Tunneling to a speedy transistor - researchers develop a transistor that takes better advantage of the quantum effect of ‘tunneling’ - Brief Article
Categories: TransistorsTaking advantage of quantum effects can greatly speed up such crucial microelectronic components as transistors. For the last decade, scientists have been exploring the possibility of exploiting an electron’s ability to slip through what would apparently be an impenetrable barrier–a quantum phenomenon known as tunneling. Now, researchers have developed an improved tunneling transistor, potentially opening the way for mass production of such devices using conventional manufacturing techniques.
“We have demonstrated real circuits that work and are easily fabricated,” says J.A. Simmons of Sandia National Laboratories in Albuquerque, N.M. He and his coworkers describe their novel device in a report to be published in Applied Physics Letters.
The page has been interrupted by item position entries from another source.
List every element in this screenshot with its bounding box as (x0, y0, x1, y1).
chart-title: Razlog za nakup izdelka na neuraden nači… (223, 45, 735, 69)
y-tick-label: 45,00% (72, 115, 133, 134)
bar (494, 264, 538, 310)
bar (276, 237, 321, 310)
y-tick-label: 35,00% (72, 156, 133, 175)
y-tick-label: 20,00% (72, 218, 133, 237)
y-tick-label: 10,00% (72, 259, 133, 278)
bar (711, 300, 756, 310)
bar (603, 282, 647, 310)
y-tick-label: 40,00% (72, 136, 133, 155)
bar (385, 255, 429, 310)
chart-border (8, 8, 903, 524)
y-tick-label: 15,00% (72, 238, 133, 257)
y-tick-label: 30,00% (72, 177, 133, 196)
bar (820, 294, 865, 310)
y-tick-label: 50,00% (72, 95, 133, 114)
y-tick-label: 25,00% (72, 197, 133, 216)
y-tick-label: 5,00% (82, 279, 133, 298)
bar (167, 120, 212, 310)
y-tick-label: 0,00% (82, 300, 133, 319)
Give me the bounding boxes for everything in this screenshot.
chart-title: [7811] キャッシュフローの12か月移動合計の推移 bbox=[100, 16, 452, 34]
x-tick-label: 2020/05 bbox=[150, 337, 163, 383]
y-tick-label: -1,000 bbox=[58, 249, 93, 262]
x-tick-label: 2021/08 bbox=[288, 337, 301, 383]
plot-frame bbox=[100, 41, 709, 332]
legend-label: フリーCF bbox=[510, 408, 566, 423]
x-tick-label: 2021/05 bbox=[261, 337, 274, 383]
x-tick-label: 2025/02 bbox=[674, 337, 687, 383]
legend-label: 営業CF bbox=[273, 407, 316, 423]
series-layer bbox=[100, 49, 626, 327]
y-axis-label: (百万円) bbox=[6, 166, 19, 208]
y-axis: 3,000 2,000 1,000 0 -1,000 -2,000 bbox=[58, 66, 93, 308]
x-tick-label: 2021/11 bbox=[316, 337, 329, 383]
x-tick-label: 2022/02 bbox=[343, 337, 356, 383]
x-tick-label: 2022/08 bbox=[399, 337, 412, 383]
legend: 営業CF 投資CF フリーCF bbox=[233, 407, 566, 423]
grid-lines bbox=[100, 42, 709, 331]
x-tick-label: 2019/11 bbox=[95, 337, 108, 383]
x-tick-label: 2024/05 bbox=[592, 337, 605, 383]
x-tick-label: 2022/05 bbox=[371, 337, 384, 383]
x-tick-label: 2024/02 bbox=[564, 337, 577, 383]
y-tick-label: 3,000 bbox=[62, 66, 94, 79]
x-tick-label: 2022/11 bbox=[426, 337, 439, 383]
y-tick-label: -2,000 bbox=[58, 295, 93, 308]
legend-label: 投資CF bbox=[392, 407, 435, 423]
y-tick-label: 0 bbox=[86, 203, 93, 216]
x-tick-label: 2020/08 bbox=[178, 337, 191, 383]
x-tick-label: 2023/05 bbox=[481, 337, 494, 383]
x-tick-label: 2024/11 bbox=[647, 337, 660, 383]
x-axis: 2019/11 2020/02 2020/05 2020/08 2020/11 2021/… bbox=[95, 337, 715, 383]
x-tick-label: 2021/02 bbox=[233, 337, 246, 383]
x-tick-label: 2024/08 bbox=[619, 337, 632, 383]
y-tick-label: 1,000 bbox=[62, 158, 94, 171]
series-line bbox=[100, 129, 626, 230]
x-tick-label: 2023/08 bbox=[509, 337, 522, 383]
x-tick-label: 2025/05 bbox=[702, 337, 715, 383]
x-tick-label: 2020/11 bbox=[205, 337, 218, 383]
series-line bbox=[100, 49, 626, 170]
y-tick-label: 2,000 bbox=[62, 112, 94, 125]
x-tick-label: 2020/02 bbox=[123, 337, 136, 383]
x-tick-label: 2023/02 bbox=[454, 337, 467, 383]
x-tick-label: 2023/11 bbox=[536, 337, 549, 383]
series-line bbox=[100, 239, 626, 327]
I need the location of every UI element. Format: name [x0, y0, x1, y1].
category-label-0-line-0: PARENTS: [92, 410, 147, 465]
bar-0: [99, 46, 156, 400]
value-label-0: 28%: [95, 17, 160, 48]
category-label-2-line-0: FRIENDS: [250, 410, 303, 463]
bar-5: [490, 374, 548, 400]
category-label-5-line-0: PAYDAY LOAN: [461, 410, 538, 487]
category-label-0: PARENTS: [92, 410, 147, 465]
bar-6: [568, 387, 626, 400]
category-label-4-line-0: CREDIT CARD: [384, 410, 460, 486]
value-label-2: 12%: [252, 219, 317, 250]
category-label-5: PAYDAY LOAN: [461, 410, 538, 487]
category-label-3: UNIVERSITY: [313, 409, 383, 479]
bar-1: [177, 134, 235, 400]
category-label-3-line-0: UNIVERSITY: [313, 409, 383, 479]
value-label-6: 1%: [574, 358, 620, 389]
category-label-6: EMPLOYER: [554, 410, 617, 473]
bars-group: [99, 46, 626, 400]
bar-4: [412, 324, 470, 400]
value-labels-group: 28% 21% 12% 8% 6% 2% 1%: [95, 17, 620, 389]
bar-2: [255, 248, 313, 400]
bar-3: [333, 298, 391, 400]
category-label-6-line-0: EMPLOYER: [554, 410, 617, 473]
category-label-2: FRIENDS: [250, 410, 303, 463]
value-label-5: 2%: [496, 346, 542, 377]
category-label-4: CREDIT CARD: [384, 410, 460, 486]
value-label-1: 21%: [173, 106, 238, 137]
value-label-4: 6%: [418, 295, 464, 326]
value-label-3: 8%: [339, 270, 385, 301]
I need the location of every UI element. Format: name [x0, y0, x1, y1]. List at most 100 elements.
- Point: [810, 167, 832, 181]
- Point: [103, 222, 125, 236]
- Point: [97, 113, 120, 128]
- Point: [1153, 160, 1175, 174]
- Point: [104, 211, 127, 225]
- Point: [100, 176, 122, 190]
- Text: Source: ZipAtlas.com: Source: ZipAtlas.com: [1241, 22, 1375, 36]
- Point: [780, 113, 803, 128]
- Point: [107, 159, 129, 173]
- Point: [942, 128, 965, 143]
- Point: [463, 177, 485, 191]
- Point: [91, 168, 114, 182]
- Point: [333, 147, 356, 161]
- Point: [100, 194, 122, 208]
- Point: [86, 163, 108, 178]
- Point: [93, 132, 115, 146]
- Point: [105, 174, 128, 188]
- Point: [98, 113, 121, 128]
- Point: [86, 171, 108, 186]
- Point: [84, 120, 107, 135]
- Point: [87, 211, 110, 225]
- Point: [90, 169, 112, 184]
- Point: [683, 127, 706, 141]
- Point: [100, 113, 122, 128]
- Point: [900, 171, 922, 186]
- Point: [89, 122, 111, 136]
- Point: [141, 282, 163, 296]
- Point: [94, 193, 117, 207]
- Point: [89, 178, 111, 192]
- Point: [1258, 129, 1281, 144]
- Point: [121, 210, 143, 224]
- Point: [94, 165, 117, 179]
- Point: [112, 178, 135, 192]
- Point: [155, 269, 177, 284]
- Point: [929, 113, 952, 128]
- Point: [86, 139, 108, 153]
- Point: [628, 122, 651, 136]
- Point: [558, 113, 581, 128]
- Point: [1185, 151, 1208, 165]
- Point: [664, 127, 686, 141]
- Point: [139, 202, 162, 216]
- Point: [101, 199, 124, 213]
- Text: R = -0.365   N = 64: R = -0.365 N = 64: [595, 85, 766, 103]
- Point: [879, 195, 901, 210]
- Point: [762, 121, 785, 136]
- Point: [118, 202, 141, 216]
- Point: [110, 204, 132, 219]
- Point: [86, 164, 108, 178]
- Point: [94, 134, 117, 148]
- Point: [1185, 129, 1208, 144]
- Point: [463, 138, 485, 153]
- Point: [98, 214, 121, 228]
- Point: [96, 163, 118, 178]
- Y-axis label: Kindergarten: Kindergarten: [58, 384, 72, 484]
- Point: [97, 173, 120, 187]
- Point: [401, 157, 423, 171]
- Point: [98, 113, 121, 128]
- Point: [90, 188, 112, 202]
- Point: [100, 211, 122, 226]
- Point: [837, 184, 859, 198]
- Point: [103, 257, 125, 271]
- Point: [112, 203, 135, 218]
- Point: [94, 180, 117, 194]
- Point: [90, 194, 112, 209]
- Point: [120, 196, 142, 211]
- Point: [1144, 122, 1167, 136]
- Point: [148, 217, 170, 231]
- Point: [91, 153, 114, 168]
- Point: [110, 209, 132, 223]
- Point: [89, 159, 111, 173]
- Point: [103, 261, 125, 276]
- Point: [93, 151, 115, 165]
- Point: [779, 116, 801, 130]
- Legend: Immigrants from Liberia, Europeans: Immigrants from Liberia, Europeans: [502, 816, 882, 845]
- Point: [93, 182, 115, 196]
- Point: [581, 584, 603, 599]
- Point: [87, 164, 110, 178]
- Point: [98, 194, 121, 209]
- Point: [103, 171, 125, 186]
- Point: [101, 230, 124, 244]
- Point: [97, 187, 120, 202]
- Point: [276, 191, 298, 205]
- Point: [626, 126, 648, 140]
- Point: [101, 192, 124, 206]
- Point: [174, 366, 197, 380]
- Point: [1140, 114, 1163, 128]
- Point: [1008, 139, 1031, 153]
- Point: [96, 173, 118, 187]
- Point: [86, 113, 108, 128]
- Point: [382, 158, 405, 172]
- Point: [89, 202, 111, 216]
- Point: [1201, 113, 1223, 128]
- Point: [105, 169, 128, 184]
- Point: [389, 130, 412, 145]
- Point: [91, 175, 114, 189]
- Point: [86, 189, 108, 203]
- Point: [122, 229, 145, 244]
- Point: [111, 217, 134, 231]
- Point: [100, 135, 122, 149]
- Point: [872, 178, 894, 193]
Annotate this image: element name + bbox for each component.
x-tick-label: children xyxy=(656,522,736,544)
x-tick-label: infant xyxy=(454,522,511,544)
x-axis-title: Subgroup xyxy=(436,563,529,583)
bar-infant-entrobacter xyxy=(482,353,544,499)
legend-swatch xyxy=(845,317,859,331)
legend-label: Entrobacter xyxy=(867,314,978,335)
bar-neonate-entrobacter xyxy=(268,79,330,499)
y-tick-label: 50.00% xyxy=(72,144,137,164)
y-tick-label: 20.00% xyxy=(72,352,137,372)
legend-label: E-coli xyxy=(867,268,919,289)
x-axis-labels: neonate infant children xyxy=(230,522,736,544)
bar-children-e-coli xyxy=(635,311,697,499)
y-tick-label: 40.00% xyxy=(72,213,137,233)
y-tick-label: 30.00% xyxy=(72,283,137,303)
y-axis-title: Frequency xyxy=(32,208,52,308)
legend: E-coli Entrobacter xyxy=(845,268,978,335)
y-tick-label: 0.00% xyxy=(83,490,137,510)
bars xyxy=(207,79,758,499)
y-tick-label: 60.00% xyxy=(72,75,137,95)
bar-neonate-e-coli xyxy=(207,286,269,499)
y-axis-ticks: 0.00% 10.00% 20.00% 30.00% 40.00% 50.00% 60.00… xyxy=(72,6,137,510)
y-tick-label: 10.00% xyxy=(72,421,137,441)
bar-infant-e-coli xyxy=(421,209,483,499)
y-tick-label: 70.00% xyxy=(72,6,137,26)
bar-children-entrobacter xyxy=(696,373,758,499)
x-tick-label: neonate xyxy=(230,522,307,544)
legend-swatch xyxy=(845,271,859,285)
Known as the “double electron layer tunneling transistor,” the device consists essentially of two slabs of gallium arsenide, each 15 nanometers thick, separated by an aluminum gallium arsenide barrier 12.5 nm wide. Electrons in one gallium arsenide layer normally don’t have the energy to traverse the barrier to get into the other layer. However, because the barrier is so thin, electrons, behaving more like waves than particles, can leak through. The tunneling electrons travel extremely rapidly and easily evade atomic impurities and crystal defects that slow down electric charge movement in conventional transistors.